Więcej odpoczynku się zawsze przyda, tylko, że i tak autobusy mają o wiel mniej wypadków niż osobówki, że już o ofiarach nie wspomnę. Tyle, że jak uczestniczy autokar wszyscy o tym trąbią. A potem gadanie jak to niebezpiecznie jechać autobusem. Ciekawe, że nikt o tym nie myśli jak do auta wsiada...

k
kierowca
Jak ty na to wpadłeś człowieku?! To największa firma w Polsce i jedna z większych w Europie. Kierowcy wymieniają się w różnych miejscach, co jest z góry zaplanowane. Firma wynajmuje dla nich mieszkania albo śpią w hotelach inaczej by to wszystko nie miało szans działać. Ale nie, lepiej pisać brednie komentując z kanapy sprawy, o których się pojęcia nie ma.
L
L.

Przede wszystkim wyrazy współczucia dla rodziny pilotki oraz słowa otuchy dla kierowcy autokaru.
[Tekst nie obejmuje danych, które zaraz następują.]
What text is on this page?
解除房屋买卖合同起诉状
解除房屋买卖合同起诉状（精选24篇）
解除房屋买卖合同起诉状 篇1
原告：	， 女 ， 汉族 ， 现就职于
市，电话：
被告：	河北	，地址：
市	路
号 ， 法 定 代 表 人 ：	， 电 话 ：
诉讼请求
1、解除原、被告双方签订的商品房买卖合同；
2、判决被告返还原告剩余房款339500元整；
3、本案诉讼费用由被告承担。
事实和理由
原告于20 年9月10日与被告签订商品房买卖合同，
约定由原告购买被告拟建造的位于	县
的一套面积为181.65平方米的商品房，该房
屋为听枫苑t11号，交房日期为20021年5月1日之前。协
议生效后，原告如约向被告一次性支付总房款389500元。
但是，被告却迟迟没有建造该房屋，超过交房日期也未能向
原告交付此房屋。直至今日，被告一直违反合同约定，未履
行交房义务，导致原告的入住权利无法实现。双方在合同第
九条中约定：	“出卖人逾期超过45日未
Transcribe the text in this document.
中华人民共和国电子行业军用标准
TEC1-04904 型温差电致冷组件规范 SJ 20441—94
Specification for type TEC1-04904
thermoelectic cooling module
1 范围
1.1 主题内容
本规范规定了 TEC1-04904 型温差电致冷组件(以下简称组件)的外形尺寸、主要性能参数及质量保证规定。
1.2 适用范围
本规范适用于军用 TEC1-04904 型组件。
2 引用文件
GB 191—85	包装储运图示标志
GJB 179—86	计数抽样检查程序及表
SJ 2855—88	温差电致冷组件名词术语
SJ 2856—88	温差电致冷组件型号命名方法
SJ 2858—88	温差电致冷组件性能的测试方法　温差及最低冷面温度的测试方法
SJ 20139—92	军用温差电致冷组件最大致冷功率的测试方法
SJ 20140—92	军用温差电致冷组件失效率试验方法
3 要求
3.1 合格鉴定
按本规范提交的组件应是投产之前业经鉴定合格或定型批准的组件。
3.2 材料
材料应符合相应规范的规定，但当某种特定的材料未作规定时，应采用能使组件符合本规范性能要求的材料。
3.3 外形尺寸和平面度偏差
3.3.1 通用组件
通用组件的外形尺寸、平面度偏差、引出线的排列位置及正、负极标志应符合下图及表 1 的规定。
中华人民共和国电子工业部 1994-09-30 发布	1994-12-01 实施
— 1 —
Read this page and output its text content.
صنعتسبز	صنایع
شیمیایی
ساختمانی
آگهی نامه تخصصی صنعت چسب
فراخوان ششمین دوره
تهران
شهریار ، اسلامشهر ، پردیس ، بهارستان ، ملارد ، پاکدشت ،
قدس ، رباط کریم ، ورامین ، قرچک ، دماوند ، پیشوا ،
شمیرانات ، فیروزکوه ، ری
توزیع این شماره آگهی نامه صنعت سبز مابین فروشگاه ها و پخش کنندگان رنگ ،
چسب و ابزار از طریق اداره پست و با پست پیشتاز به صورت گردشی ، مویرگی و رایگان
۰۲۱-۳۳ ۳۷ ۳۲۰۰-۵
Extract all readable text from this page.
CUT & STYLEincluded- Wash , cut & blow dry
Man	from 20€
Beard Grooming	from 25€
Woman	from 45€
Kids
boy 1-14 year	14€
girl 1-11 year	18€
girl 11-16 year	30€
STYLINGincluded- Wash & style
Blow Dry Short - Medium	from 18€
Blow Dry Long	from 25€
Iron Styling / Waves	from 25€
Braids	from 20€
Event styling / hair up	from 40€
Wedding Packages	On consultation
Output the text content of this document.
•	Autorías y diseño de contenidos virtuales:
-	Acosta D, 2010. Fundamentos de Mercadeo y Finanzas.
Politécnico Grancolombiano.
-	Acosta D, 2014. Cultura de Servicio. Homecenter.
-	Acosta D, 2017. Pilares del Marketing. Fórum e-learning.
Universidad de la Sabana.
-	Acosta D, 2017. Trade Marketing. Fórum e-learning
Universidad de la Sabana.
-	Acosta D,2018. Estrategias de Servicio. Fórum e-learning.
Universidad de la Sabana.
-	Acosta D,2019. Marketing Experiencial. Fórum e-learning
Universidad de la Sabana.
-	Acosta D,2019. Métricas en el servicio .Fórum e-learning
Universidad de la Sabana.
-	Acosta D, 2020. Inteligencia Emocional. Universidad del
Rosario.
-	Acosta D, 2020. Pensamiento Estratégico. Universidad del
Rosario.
Sam nim jestem, wprawdzie nie w firmie Sindbad, ale sporo kilometrów za mną.

Nie usprawiedliwiając nikogo, to zdarzenia losowe. Przy milionach pokonywanych kilometrów ... niestety to się zdarza.

Na marginesie ... autokar to raczej Setra 415 GT-HD (ma dwie osie, ale to mało istotne)

A co do badań technicznych ... autokary przechodzą je co 6 miesięcy ( więc niebawem, skoro ostatni był w kwietniu ... ale nie uwierzę, że w tej firmie cokolwiek było nie tak)

Jeszcze raz wyrazy współczucia. Proszę o zachowanie minimum powagi.

D
Daro

Sindbad bardzo dużo jeździ po Europie więc statystycznie częściej będzie uczestniczył w wypadkach, także jako poszkodowany.

B
BUSOMAT PL
Wyrazy współczucia. Na drodze trzeba być zawsze bardzo czujnym.
G
Gość

ktoś wie jaki nr autokaru to był?

p
pasazer
Jak nie wiesz, to nie pisz bzdur.
a
anhello

Szkoda dziewczyny - pojechała pracować

Niech spoczywa w spokoju

m
m
W dniu 16.10.2016 o 17:03, kyzio napisał:

Widać że nie masz pojęcia na temat czasu pracy kierowców ten kierowca nie miał prawa wsiadać za kierownice tego autokaru proponuje następnym razem troszkę poczytać zanim coś się napisze powodzenia następnym razem możne ci się uda być bardziej zabawniejszym

Kolega znaczy bratem kierowcy jest czy swatem, że ma takie ścisłe informacje. Podano, wsiadł do autokaru 2h wvześniej po przespanej nocy, ale co tam, internety przyjmą wszystko.
k
kyzio
W dniu 16.10.2016 o 11:25, Finn napisał:

Kierowcy jeżdżący bez koszul to nielegalne! HA HA HA!

Widać że nie masz pojęcia na temat czasu pracy kierowców  ten kierowca nie miał prawa wsiadać za kierownice tego autokaru proponuje następnym razem troszkę poczytać zanim coś się napisze powodzenia następnym razem możne ci się uda być bardziej zabawniejszym 

j

Autobusy na tory!!!!!

B
Był wypoczety
Wsiadł w Niemczech. A do niemiec dojechał samochodem osobowym za autokarem żeby czas na karcie się zgadzał jak wsiadże.
k
kierowca TIRA
W dniu 16.10.2016 o 09:26, gosc napisał:

to nie pierwszy wypadek sindbada

 


Jeśli to miał być negatyw dla firmy, to niestety nieudany. Ja powiem ze swej stony, że - choć szczerze NIE życzę - to i pewnie nie ostatni. Z rachunku prawdopodobieństwa i z samego doświadczenia życiowego wiadomo, że przy tylu milionach kilometrów takie zdarzenie jest tylko kwestią czasu. Tak jak codziennie na naszych drogach ginie ileś tam osób, tak jak prędzej czy później spadnie jakiś samolot, tak i "Sindbad" podlega tym samym prawom zdarzeń losowych.